The plan allows American corporations to bring their overseas money back to the country, and Trump claims this change, along with a lower tax rate, will result in higher income for families.

Bringing back the money trapped overseas and rate cuts, “conservatively will increase the median wage by $4,000 a year in a relatively short time,” said Kevin Hassett, chairman of the Council of Economic Advisers.

And more optimistic estimates suggest $10,000 to $20,000 income growth over time, he said at “Cracking the Tax Code: Prospects for Tax Reform” on Oct. 11, hosted by the political website The Hill.

The tax reform plan proposes a shift from a worldwide tax system to a territorial tax system to bring corporate income parked overseas back to the United States. Under the current worldwide system, U.S. multinational corporations pay domestic tax on foreign earnings, which creates a competitive disadvantage for them.

“Our current tax system makes us one of the few developed nations in the world to punish our companies when they bring wealth earned overseas back into our country,” said Trump when he announced the details of his tax reform framework on Sept. 27.

Under the territorial system, American companies will be able to bring those profits back to the country without paying additional taxes.
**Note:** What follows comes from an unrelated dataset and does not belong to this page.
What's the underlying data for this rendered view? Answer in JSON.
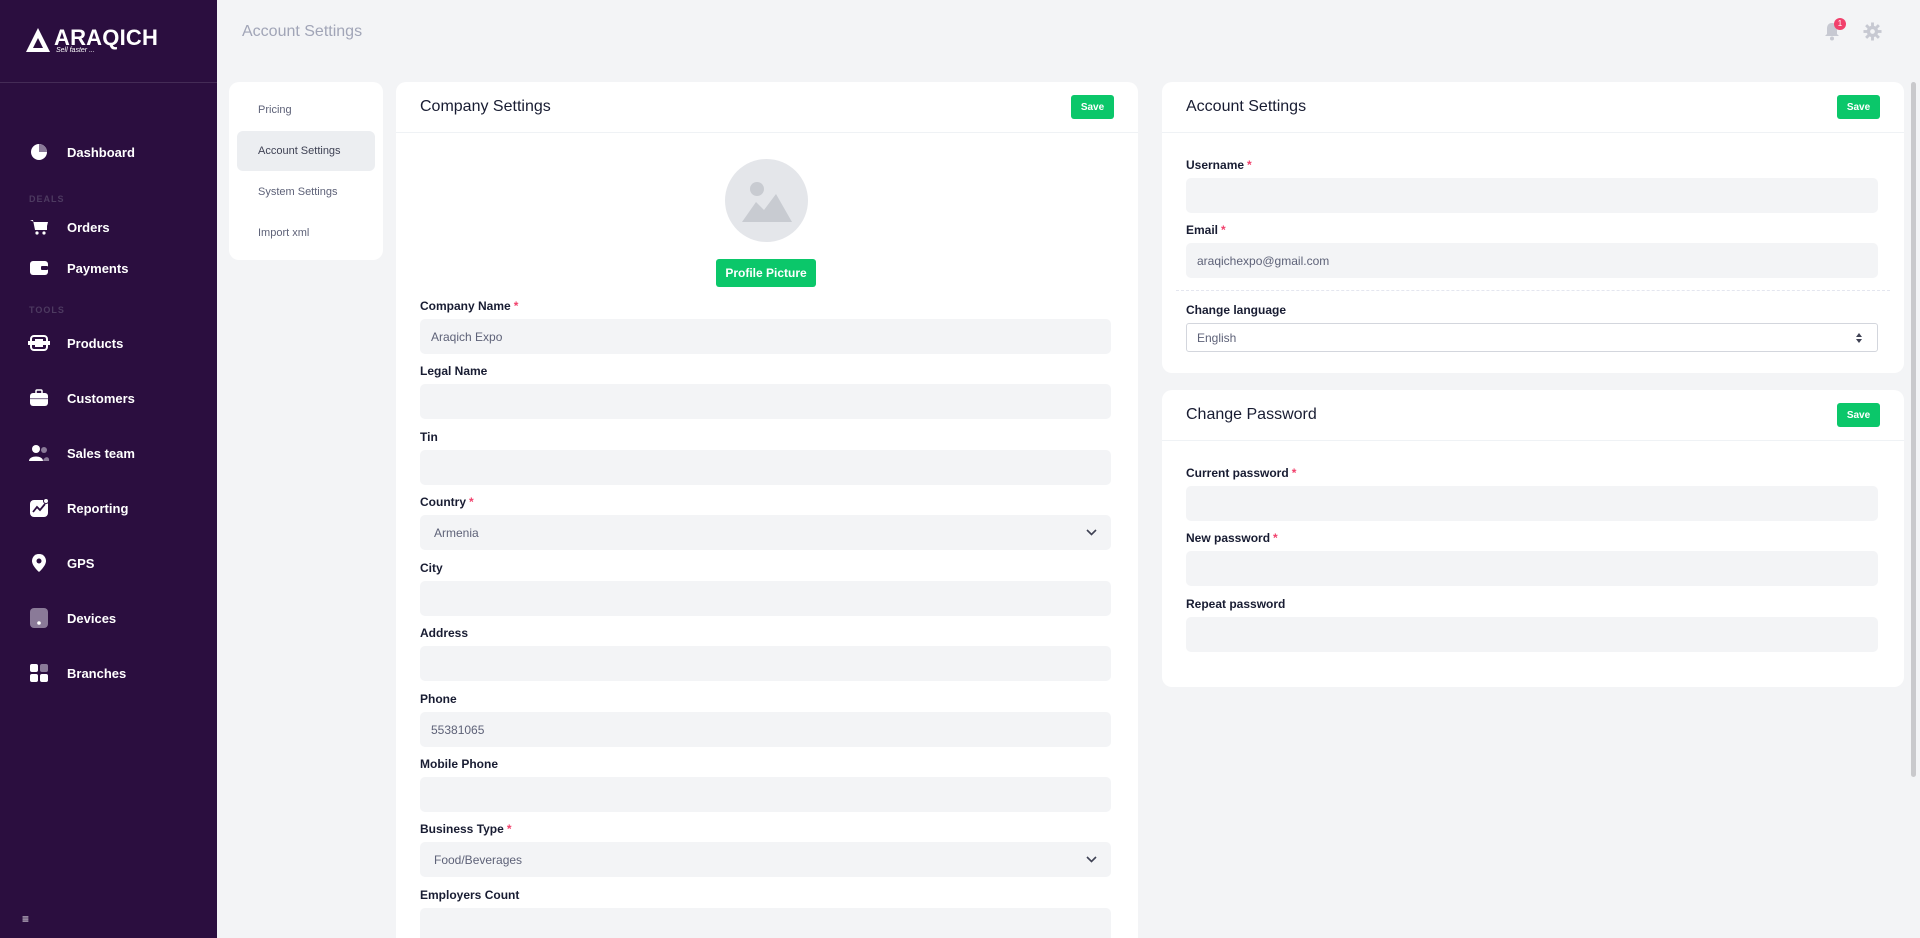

This will level the playing field for U.S. companies, according to Trump.

As a transition to the territorial system, there will be a one-time tax payable on profits that have already accumulated overseas. Two different tax rates will be applied: one for cash and cash equivalents, and another, lower rate for illiquid assets.

According to Hassett, there is a discrepancy between corporate income growth and wage growth in the United States.

“The relationship used to be one for one. If profits grow, wages will grow as well,” he explained at the Hill event. But that pattern was broken in the 1990s, he said.

Over the last 8 years, the average real income growth is only 0.6 percent per year, while the corporate profit growth over the same time is almost 11 percent annually, according to Hassett.

“And this is because American profits are in Ireland,” he said.

Ireland has a 12.5 percent corporate tax rate, one of the lowest rates in the world.

For many years, U.S. corporates have left cash in their foreign subsidiaries to avoid high taxes. The total amount of accumulated income across all industries is nearly 3 trillion, according to House Speaker Paul Ryan.

The existing U.S. tax code has also created a strong incentive for American corporations to reincorporate abroad in low-tax countries like Ireland, a strategy known as tax inversion.